Judge Haight ruled the judge was wrong: Sweeney’s testimony was exculpatory, the defense wasn’t told about his interactions with Raucci, and the information wasn’t available through due diligence. He said the state clearly violated Brady v. Maryland (1963), the U.S. Supreme Court ruling that suppression of evidence favorable to a defendant violates the constitutional right to due process.

Lewis contacted the FBI and claimed he had been “set up” for the homicides by Raucci, who, he said, was a partner of the man who headed the drug operation and to whom Lewis owed money. An FBI investigation developed information that Raucci used drugs. He was suspended, later charged with billing the city for extra-duty work he didn’t do and assaulting his former girlfriend and, after pleading no contest, was given a suspended sentence.

The FBI also interviewed Ruiz and Roque. Both said their testimony against Lewis and Morant was false. Ruiz said they didn’t do it, that he had agreed to help set them up and had met with Raucci to plan it, and that he knew who did it because he was there. He said most of the account was true except that he replaced the names of those who were with him with those of Lewis and Morant.
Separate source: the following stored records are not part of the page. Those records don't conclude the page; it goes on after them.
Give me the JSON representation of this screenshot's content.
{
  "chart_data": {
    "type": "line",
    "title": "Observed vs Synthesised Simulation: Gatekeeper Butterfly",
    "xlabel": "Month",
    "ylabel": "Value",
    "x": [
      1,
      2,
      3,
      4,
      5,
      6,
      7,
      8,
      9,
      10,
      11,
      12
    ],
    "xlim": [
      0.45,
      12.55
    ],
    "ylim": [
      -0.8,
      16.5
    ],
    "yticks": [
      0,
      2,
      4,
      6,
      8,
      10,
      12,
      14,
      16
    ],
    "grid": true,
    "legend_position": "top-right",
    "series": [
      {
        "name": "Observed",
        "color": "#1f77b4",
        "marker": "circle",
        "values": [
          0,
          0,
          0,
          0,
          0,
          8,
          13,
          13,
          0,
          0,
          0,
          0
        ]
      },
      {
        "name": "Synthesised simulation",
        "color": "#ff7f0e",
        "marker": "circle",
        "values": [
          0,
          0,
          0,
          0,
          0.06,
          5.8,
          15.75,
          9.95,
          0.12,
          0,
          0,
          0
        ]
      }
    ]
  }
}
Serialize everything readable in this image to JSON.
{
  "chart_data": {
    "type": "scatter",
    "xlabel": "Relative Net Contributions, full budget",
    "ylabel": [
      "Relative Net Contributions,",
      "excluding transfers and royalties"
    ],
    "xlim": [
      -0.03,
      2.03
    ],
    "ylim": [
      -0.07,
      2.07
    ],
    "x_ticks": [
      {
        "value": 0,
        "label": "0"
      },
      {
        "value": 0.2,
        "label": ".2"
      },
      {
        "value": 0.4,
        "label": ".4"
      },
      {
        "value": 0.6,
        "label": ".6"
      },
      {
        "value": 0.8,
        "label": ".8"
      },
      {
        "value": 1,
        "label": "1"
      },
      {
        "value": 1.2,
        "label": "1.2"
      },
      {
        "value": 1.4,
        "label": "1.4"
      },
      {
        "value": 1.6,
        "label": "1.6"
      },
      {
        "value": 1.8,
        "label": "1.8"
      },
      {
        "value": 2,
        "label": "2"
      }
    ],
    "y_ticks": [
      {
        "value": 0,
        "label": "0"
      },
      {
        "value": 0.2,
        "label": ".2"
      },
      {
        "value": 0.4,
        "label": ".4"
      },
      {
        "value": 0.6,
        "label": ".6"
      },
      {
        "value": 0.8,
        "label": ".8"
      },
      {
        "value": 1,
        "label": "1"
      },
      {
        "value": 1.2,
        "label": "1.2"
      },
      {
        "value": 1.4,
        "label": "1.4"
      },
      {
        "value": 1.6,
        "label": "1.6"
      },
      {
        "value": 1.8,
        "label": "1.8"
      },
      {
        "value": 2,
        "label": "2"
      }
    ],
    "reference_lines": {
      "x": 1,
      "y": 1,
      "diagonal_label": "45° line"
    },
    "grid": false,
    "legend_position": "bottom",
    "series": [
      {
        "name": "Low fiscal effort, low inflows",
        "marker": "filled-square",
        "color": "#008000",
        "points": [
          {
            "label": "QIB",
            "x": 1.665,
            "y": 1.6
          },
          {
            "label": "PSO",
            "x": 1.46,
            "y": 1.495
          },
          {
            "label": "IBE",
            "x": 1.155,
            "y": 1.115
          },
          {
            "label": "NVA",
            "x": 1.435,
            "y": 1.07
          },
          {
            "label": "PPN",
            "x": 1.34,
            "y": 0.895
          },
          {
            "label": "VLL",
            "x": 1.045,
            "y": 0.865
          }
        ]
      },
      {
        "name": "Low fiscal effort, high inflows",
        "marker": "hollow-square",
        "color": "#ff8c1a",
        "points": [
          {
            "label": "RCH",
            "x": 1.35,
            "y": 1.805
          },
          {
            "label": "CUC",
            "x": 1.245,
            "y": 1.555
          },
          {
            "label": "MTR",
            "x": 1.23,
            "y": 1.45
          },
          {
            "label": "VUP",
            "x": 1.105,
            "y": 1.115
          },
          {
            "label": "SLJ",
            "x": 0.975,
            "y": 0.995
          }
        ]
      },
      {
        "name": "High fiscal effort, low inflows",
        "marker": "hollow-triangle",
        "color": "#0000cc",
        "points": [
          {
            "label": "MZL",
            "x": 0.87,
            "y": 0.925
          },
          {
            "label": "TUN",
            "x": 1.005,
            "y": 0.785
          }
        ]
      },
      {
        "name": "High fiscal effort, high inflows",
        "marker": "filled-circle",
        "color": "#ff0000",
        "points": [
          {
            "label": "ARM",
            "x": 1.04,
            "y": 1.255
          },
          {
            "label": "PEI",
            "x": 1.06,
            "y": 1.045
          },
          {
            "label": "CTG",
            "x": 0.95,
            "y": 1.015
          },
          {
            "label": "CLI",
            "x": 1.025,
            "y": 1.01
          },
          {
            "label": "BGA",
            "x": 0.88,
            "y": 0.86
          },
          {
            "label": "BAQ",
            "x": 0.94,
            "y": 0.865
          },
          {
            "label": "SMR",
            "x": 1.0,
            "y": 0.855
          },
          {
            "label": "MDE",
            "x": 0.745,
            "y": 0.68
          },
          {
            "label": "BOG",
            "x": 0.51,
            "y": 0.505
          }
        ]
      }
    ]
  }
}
Roque, who, like Ruiz, now is incarcerated, said he was threatened by Raucci with arrest for the murders if he didn’t provide a statement implicating Lewis and Morant, and that Raucci provided him with the information.

The state must decide if it will release or retry Lewis. In view of Sweeney’s testimony and the statements by Ruiz and Roque to the FBI, it’s inconceivable it will retry Lewis. But it needs to do more than release him; it must examine why it has taken so long for this egregiously wrongful conviction to come to light.

Perhaps more than any other, this case underscores the need for a statewide conviction integrity unit that would examine the basis for conviction in cases in which there is suspicion of official misconduct or perjury by highly unreliable witnesses. A number of major cities — Dallas, Houston, Chicago and Cook County, Manhattan and Brooklyn in New York — have created such units over the past half-dozen years. Connecticut should do the same.

David R. Cameron is a professor of political science at Yale and a member of the state’s Eyewitness Identification Task Force.